Impala timestamps don't match Hive - a timezon

2019-02-03 20:17发布

问题:

I have some eventlog data in HDFS that, in its raw format, looks like this:

2015-11-05 19:36:25.764 INFO    [...etc...]

An external table points to this HDFS location:

CREATE EXTERNAL TABLE `log_stage`(
  `event_time` timestamp, 
  [...])
ROW FORMAT DELIMITED 
  FIELDS TERMINATED BY '\t' 
  LINES TERMINATED BY '\n' 
STORED AS INPUTFORMAT 
  'org.apache.hadoop.mapred.TextInputFormat' 
OUTPUTFORMAT 
  'org.apache.hadoop.hive.ql.io.HiveIgnoreKeyTextOutputFormat'

For performance, we'd like to query this in Impala. The log_stage data is inserted into a Hive/Impala Parquet-backed table by executing a Hive query: INSERT INTO TABLE log SELECT * FROM log_stage. Here's the DDL for the Parquet table:

CREATE TABLE `log`(
  `event_time` timestamp,
  [...])
ROW FORMAT SERDE
  'org.apache.hadoop.hive.ql.io.parquet.serde.ParquetHiveSerDe'
STORED AS INPUTFORMAT
  'org.apache.hadoop.hive.ql.io.parquet.MapredParquetInputFormat'
OUTPUTFORMAT
  'org.apache.hadoop.hive.ql.io.parquet.MapredParquetOutputFormat'

The problem: when queried in Impala, the timestamps are 7 hours ahead:

Hive time:   2015-11-05 19:36:25.764
Impala time: 2015-11-06 02:36:25.764

> as.POSIXct("2015-11-06 02:36:25") - as.POSIXct("2015-11-05 19:36:25")
Time difference of 7 hours

Note: The timezone of the servers (from /etc/sysconfig/clock) are all set to "America/Denver", which is currently 7 hours behind UTC.

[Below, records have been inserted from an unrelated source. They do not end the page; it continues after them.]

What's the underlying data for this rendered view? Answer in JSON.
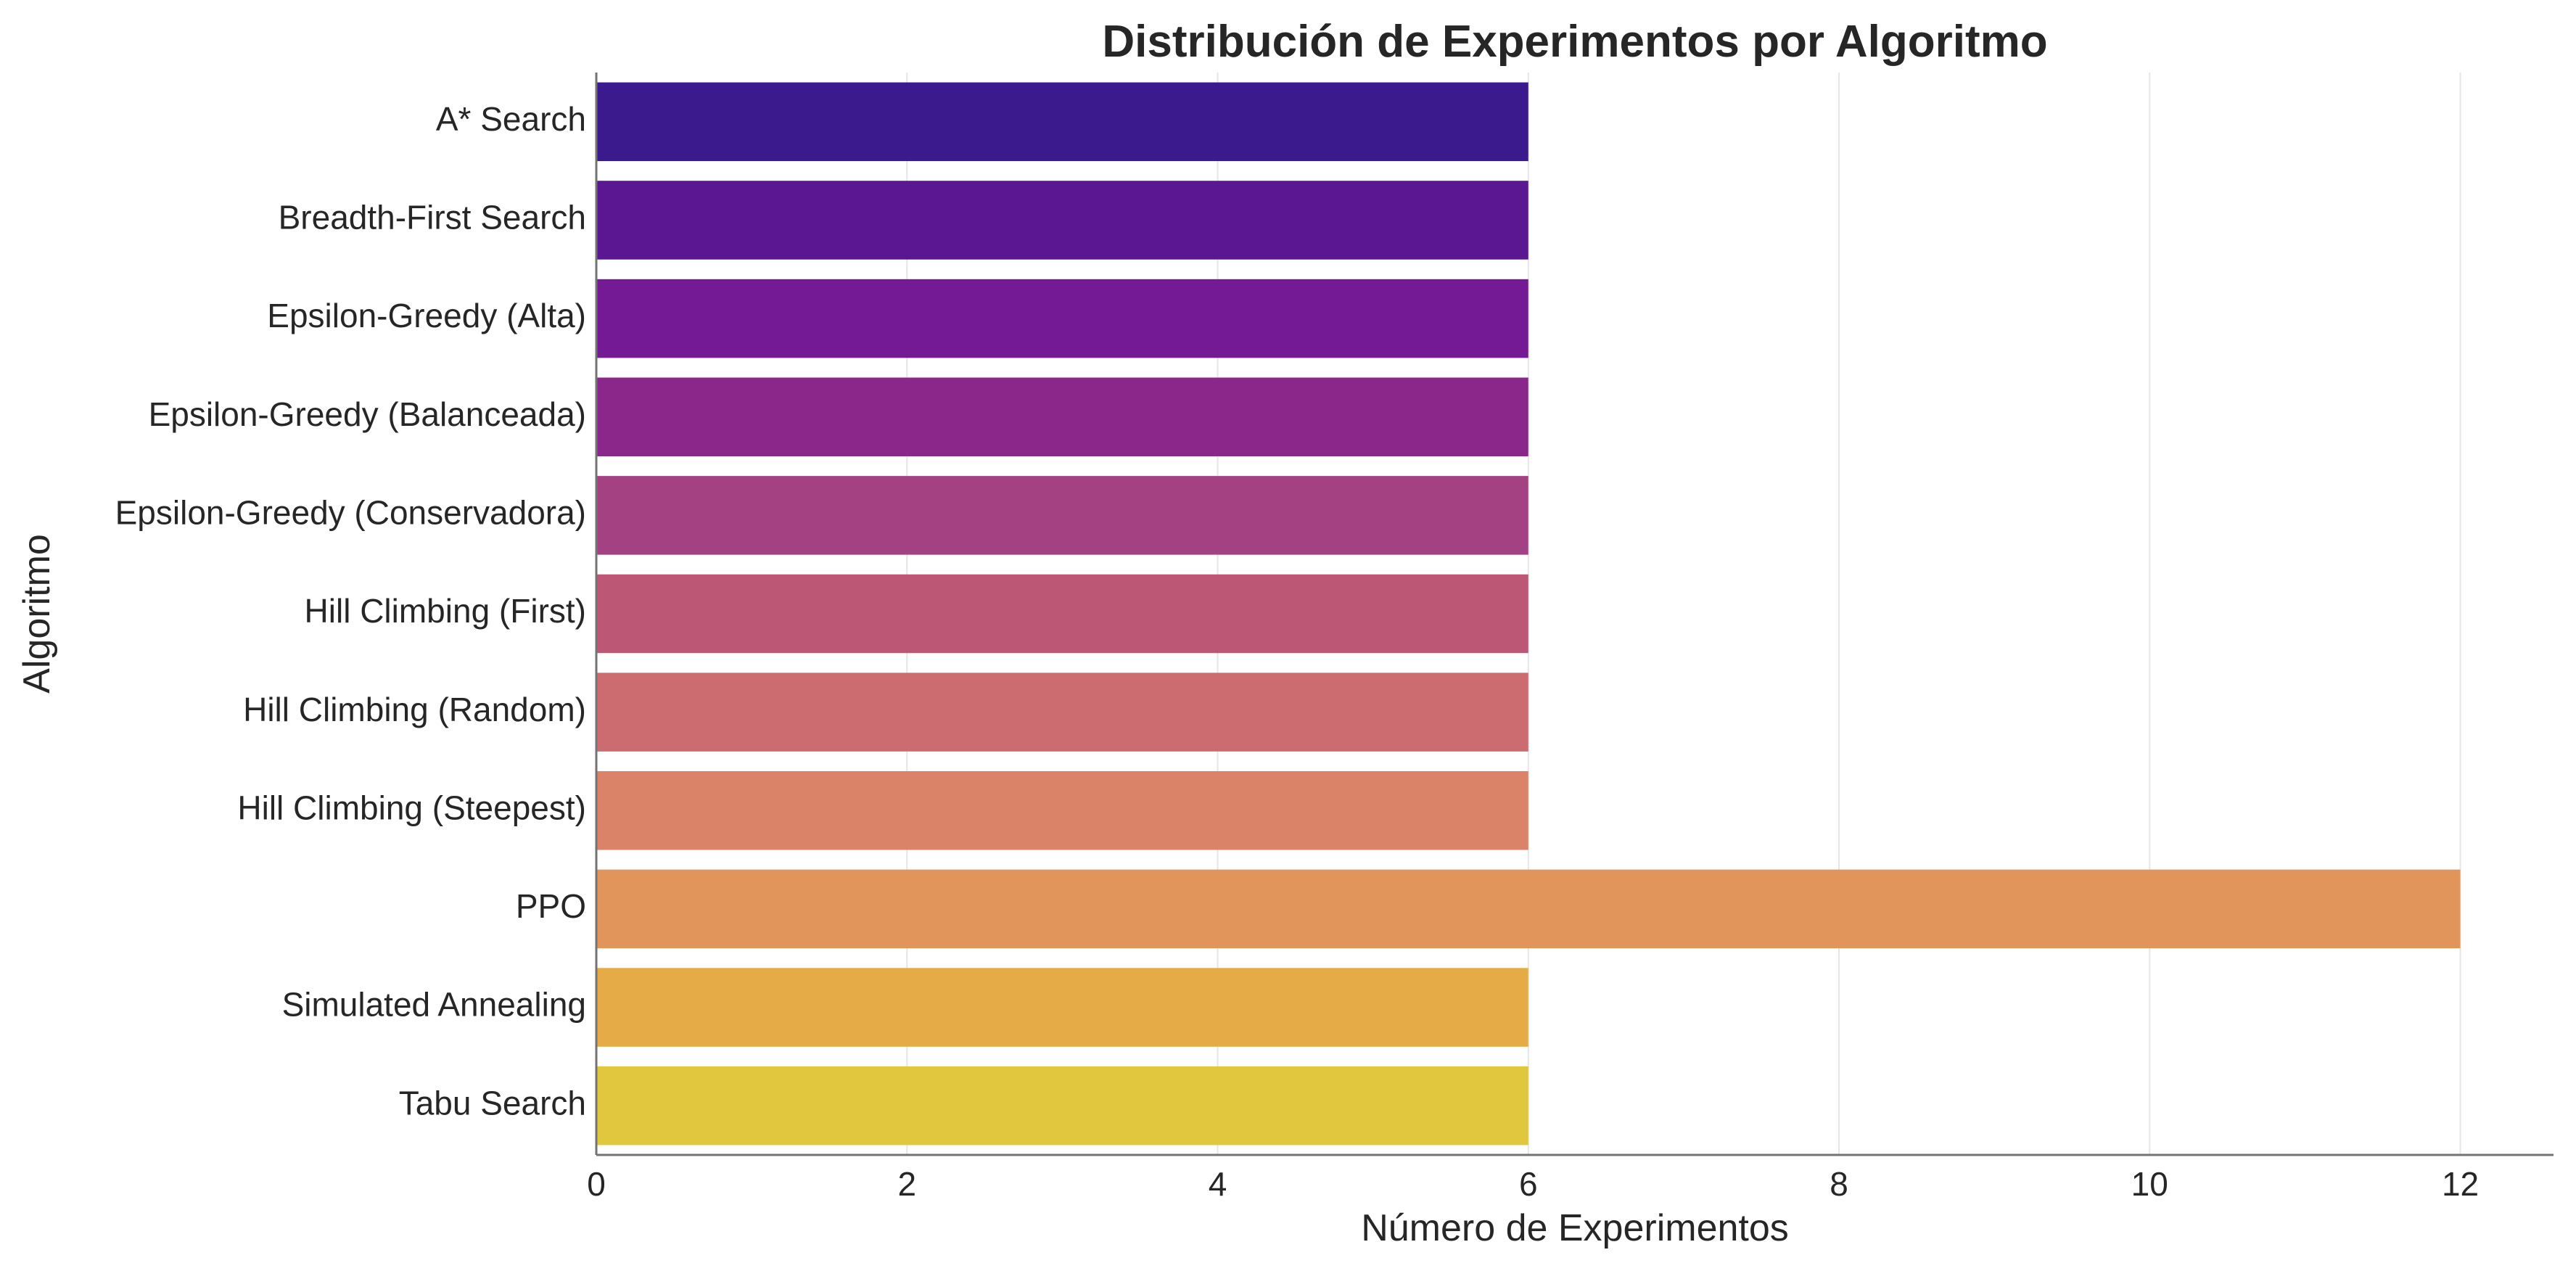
{
  "chart_data": {
    "type": "bar",
    "orientation": "horizontal",
    "title": "Distribución de Experimentos por Algoritmo",
    "xlabel": "Número de Experimentos",
    "ylabel": "Algoritmo",
    "xlim": [
      0,
      12.6
    ],
    "xticks": [
      0,
      2,
      4,
      6,
      8,
      10,
      12
    ],
    "grid": "x-axis vertical lines",
    "categories": [
      "A* Search",
      "Breadth-First Search",
      "Epsilon-Greedy (Alta)",
      "Epsilon-Greedy (Balanceada)",
      "Epsilon-Greedy (Conservadora)",
      "Hill Climbing (First)",
      "Hill Climbing (Random)",
      "Hill Climbing (Steepest)",
      "PPO",
      "Simulated Annealing",
      "Tabu Search"
    ],
    "values": [
      6,
      6,
      6,
      6,
      6,
      6,
      6,
      6,
      12,
      6,
      6
    ],
    "colors": [
      "#3a1a8c",
      "#5b1692",
      "#741a94",
      "#8b278b",
      "#a44182",
      "#bc5776",
      "#cd6c70",
      "#da8368",
      "#e1955a",
      "#e5ab46",
      "#e1c73d"
    ]
  }
}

It seems that Impala is taking events that are already in UTC, incorrectly assuming they're in America/Denver time, and adding another 7 hours.

Do you know how to sync the times so that the Impala table matches the Hive table?

回答1:

Hive writes timestamps to Parquet differently. You can use the impalad flag -convert_legacy_hive_parquet_utc_timestamps to tell Impala to do the conversion on read. See the TIMESTAMP documentation for more details.

This blog post has a brief description of the issue:

When Hive stores a timestamp value into Parquet format, it converts local time into UTC time, and when it reads data out, it converts back to local time. Impala, however on the other hand, does no conversion when reads the timestamp field out, hence, UTC time is returned instead of local time.

The impalad flag tells Impala to do the conversion when reading timestamps in Parquet produced by Hive. It does incur some small cost, so you should consider writing your timestamps with Impala if that is an issue for you (though it likely is minimal).



回答2:

On a related note, as of Hive v1.2, you can also disable the timezone conversion behaviour with this flag:

hive.parquet.timestamp.skip.conversion

"Current Hive implementation of parquet stores timestamps to UTC, this flag allows skipping of the conversion on reading parquet files from other tools."

This was added in as part of https://issues.apache.org/jira/browse/HIVE-9482

Lastly, not timezone exactly, but for compatibility of Spark (v1.3 and up) and Impala on Parquet files, there's this flag:

spark.sql.parquet.int96AsTimestamp

https://spark.apache.org/docs/1.3.1/sql-programming-guide.html#configuration

Other: https://issues.apache.org/jira/browse/SPARK-12297



回答3:

be VERY careful with the answers above due to https://issues.apache.org/jira/browse/IMPALA-2716

As for now, the best workaround is not to use TIMESTAMP data type and store timestamps as strings.